In the spirit of change, formative assessment is the new order of educational intervention in our school systems. Through research, it is acknowledged as the leading initiative to improve student achievement. It’s implementation is rooted in teacher learning communities in which teachers share student data with one another.
In the classroom, teachers and students collect evidence to what they are learning and adjust their instructional methods and procedures. In other words, teachers and students are assessing themselves hands-on and ongoing. However, for formative assessment to utilized properly, educational leaders and teachers must be willing to act on change. As Millard Fuller, founder of Habitat for Humanity has said.
It is generally easier to get people to act their way into a new of thinking than it is to get them to think their way into a new way of acting.

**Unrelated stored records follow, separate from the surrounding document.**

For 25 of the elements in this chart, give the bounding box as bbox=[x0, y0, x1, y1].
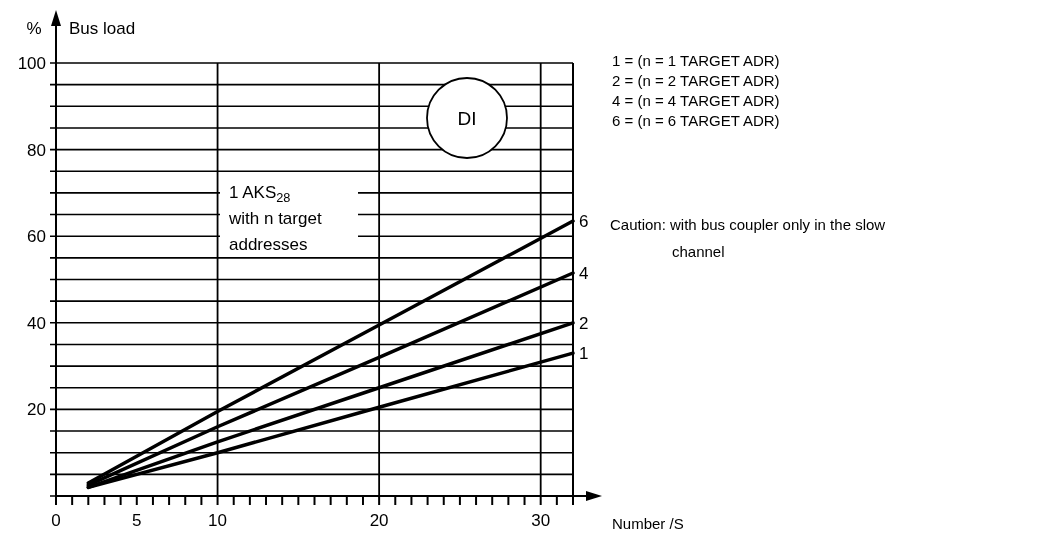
x-tick-label: 0 bbox=[51, 511, 61, 530]
series-label: 2 bbox=[579, 313, 589, 333]
text: 6 = (n = 6 TARGET ADR) bbox=[612, 112, 780, 129]
x-tick-label: 30 bbox=[531, 511, 551, 530]
text: 2 = (n = 2 TARGET ADR) bbox=[612, 72, 780, 89]
series-label: 4 bbox=[579, 264, 589, 284]
y-tick-label: 80 bbox=[27, 140, 46, 160]
x-tick-label: 20 bbox=[369, 511, 389, 530]
series-label: 1 bbox=[579, 344, 589, 364]
y-tick-label: 40 bbox=[27, 313, 46, 333]
y-tick-label: 20 bbox=[27, 400, 46, 420]
series-label: 6 bbox=[579, 212, 589, 232]
text: 4 = (n = 4 TARGET ADR) bbox=[612, 92, 780, 109]
x-tick-label: 5 bbox=[132, 511, 142, 530]
text: Caution: with bus coupler only in the slow channel bbox=[610, 216, 886, 260]
text: 1 = (n = 1 TARGET ADR) bbox=[612, 52, 780, 69]
x-axis-title: Number /S bbox=[612, 515, 684, 532]
y-axis-title: Bus load bbox=[69, 19, 136, 38]
annotation: DI bbox=[457, 108, 477, 129]
text: % bbox=[26, 19, 42, 38]
x-tick-label: 10 bbox=[208, 511, 228, 530]
y-tick-label: 100 bbox=[17, 54, 46, 73]
annotation: 1 AKS$_{28}$ with n target addresses bbox=[228, 183, 322, 254]
circle-badge: DI bbox=[426, 77, 508, 159]
y-tick-label: 60 bbox=[27, 227, 46, 247]
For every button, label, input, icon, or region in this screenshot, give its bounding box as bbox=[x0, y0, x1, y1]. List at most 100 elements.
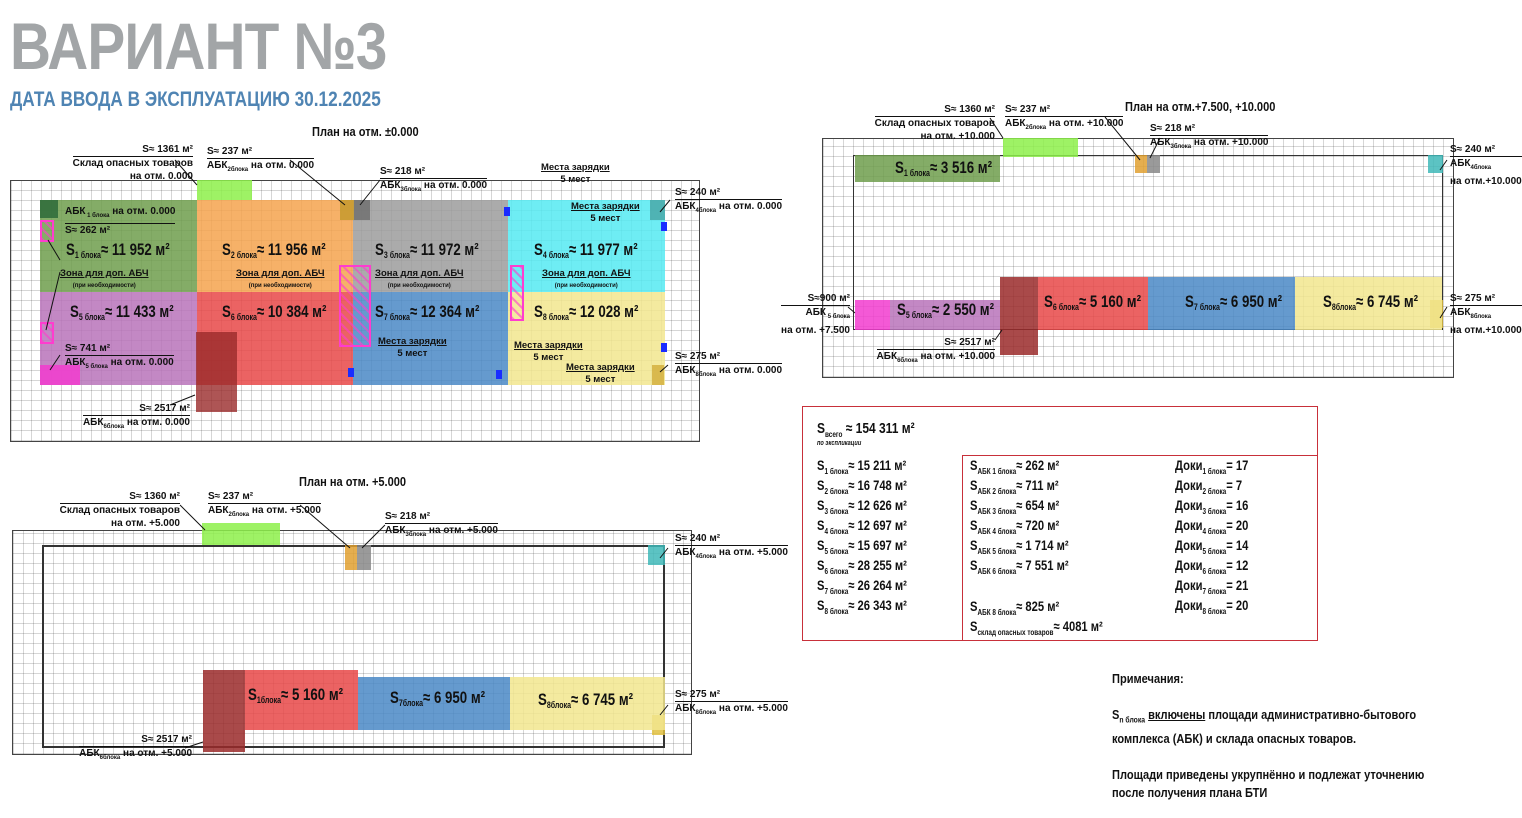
block-5-area bbox=[890, 300, 1000, 330]
area-row: SАБК 6 блока≈ 7 551 м² bbox=[970, 557, 1069, 576]
area-row: S7 блока≈ 26 264 м² bbox=[817, 577, 907, 596]
callout-text: АБК bbox=[675, 365, 696, 376]
zone-note: (при необходимости) bbox=[387, 283, 451, 289]
block-area-label: S6 блока≈ 5 160 м² bbox=[1044, 292, 1141, 312]
callout: S≈ 1360 м² Склад опасных товаров на отм. +… bbox=[874, 103, 995, 143]
note-2-line2: после получения плана БТИ bbox=[1112, 784, 1268, 800]
callout-text: S≈ 2517 м² bbox=[141, 734, 192, 745]
row-subscript: 2 блока bbox=[1202, 486, 1227, 496]
row-subscript: 1 блока bbox=[1202, 466, 1227, 476]
block-7-area bbox=[353, 292, 508, 385]
area-row: SАБК 1 блока≈ 262 м² bbox=[970, 457, 1059, 476]
area-symbol: S bbox=[534, 240, 543, 259]
block-area-label: S1блока≈ 5 160 м² bbox=[248, 685, 343, 705]
abk-6-area bbox=[203, 670, 245, 752]
callout-line: S≈ 240 м² bbox=[1450, 143, 1522, 157]
callout-line: S≈ 275 м² bbox=[1450, 292, 1522, 306]
callout-subscript: 2блока bbox=[228, 512, 250, 518]
docks-label: Доки bbox=[1175, 497, 1203, 513]
block-4-area bbox=[508, 200, 665, 292]
callout-subscript: 4блока bbox=[695, 208, 717, 214]
callout-text: S≈ 218 м² bbox=[380, 166, 426, 177]
row-value: ≈ 26 343 м² bbox=[848, 597, 907, 613]
additional-abk-zone-hatch bbox=[40, 322, 54, 344]
area-subscript: 1блока bbox=[256, 695, 281, 705]
block-1-area bbox=[40, 200, 197, 292]
callout-line: S≈ 237 м² bbox=[1005, 103, 1124, 117]
callout: S≈ 240 м² АБК4блока на отм.+10.000 bbox=[1450, 143, 1522, 188]
charging-count: 5 мест bbox=[585, 374, 616, 385]
row-subscript: АБК 6 блока bbox=[977, 566, 1017, 576]
abk-2-area bbox=[345, 545, 357, 570]
abk-1-area bbox=[40, 200, 58, 218]
callout: S≈ 741 м² АБК5 блока на отм. 0.000 bbox=[65, 342, 174, 374]
row-value: ≈ 720 м² bbox=[1016, 517, 1060, 533]
callout-level: на отм. +10.000 bbox=[917, 351, 995, 362]
callout-line: АБК4блока на отм. 0.000 bbox=[675, 200, 782, 218]
callout: S≈ 218 м² АБК3блока на отм. +5.000 bbox=[385, 510, 498, 542]
callout-line: S≈ 218 м² bbox=[1150, 122, 1269, 136]
zone-label: Зона для доп. АБЧ bbox=[236, 268, 325, 279]
callout-text: на отм. +7.500 bbox=[781, 325, 850, 336]
callout-line: S≈ 2517 м² bbox=[876, 336, 995, 350]
callout-text: АБК bbox=[65, 206, 86, 217]
callout-line: АБК5 блока на отм. 0.000 bbox=[65, 356, 174, 374]
charging-label: Места зарядки 5 мест bbox=[566, 362, 635, 386]
callout-line: S≈ 240 м² bbox=[675, 186, 783, 200]
plan-title-7500-10000: План на отм.+7.500, +10.000 bbox=[1125, 99, 1276, 114]
callout-level: на отм. 0.000 bbox=[421, 180, 488, 191]
callout-text: АБК bbox=[385, 525, 406, 536]
callout-line: Склад опасных товаров bbox=[60, 504, 180, 517]
callout-line: S≈ 741 м² bbox=[65, 342, 174, 356]
row-value: ≈ 1 714 м² bbox=[1016, 537, 1069, 553]
charging-spot bbox=[661, 343, 667, 352]
row-subscript: 4 блока bbox=[1202, 526, 1227, 536]
callout: S≈ 240 м² АБК4блока на отм. +5.000 bbox=[675, 532, 788, 564]
area-row: Sсклад опасных товаров≈ 4081 м² bbox=[970, 618, 1103, 637]
area-row: S8 блока≈ 26 343 м² bbox=[817, 597, 907, 616]
callout-subscript: 3блока bbox=[400, 187, 422, 193]
callout: S≈ 1361 м² Склад опасных товаров на отм. 0… bbox=[72, 143, 193, 183]
block-7-area bbox=[358, 677, 510, 730]
docks-label: Доки bbox=[1175, 517, 1203, 533]
area-symbol: S bbox=[1185, 292, 1194, 311]
abk-8-area bbox=[652, 365, 664, 385]
area-subscript: 6 блока bbox=[230, 312, 257, 322]
callout-level: на отм. 0.000 bbox=[109, 206, 176, 217]
block-6-area bbox=[1038, 277, 1148, 330]
callout-text: S≈ 237 м² bbox=[1005, 104, 1051, 115]
page-title: ВАРИАНТ №3 bbox=[10, 9, 387, 83]
docks-row: Доки4 блока= 20 bbox=[1175, 517, 1248, 536]
row-value: = 20 bbox=[1226, 597, 1249, 613]
area-value: ≈ 6 745 м² bbox=[570, 690, 634, 709]
area-row: SАБК 4 блока≈ 720 м² bbox=[970, 517, 1059, 536]
area-row: S6 блока≈ 28 255 м² bbox=[817, 557, 907, 576]
callout-subscript: 2блока bbox=[227, 167, 249, 173]
area-symbol: S bbox=[70, 302, 79, 321]
block-area-label: S2 блока≈ 11 956 м² bbox=[222, 240, 326, 260]
row-value: ≈ 26 264 м² bbox=[848, 577, 907, 593]
callout-line: АБК3блока на отм. 0.000 bbox=[380, 179, 487, 197]
callout-level: на отм. +10.000 bbox=[1046, 118, 1124, 129]
row-subscript: 7 блока bbox=[824, 586, 849, 596]
callout-text: АБК bbox=[1450, 307, 1471, 318]
row-subscript: АБК 2 блока bbox=[977, 486, 1017, 496]
area-symbol: S bbox=[970, 537, 978, 553]
callout-text: АБК bbox=[675, 201, 696, 212]
abk-6-area bbox=[1000, 277, 1038, 355]
block-1-area bbox=[855, 155, 1000, 182]
callout-line: S≈ 262 м² bbox=[65, 224, 175, 237]
callout-text: Склад опасных товаров bbox=[72, 158, 193, 169]
area-symbol: S bbox=[970, 457, 978, 473]
callout-subscript: 4блока bbox=[695, 554, 717, 560]
area-value: ≈ 5 160 м² bbox=[1078, 292, 1142, 311]
area-subscript: 8блока bbox=[1331, 302, 1356, 312]
callout-text: на отм. 0.000 bbox=[129, 171, 193, 182]
row-value: ≈ 15 697 м² bbox=[848, 537, 907, 553]
area-symbol: S bbox=[248, 685, 257, 704]
callout-text: Склад опасных товаров bbox=[59, 505, 180, 516]
callout-text: S≈900 м² bbox=[807, 293, 850, 304]
area-value: ≈ 11 972 м² bbox=[409, 240, 479, 259]
callout-level: на отм. +5.000 bbox=[716, 547, 788, 558]
abk-2-area bbox=[1135, 155, 1147, 173]
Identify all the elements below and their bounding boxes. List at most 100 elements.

Teacher Learning Communities (TLC) are brainstorming groups which operate similar to a small business firm that meets regularly to assess quarterly gains or losses. It gathers data to improve performance and revenue. Conceptualizing your classroom as your small business could be the blueprint for student learning by allowing students to gain ownership and take part in what they are to learn. A component of formative assessment suggests that:
Students should be owners of their own work using agreed-on criteria for success” and also “encourage students to be instructional resources for one another. Dylan Wiliam, Changing Classroom Practice. p37
Keeping students engaged and involved in the learning process can produce a wealth of information for student assessment in TLC’s. Like a business, everyone must work together.
Building TLC’s to sustain formative assessment requires teamwork in it’s truest meaning, its an attitude that every colleague involved shares and acknowledges. Although administrators and educational professionals play an significant role in support of TLC’s, formative assessment is based in the classroom where teachers and students adjust what they planned or are planning to do. Therefore, educational leaders must be supportive in their roles to provide leadership, motivation, and feedback for members of TLC.
In closing, formative assessment based in teacher learning communities is the new order for student learning in our school systems. It’s a time for educational leaders and teachers to put aside personal agenda’s and act on change by utilizing all the tools and resources available to improve student achievement. In a business oriented society, there’s no government bailout equivalent to the value of our children’s education.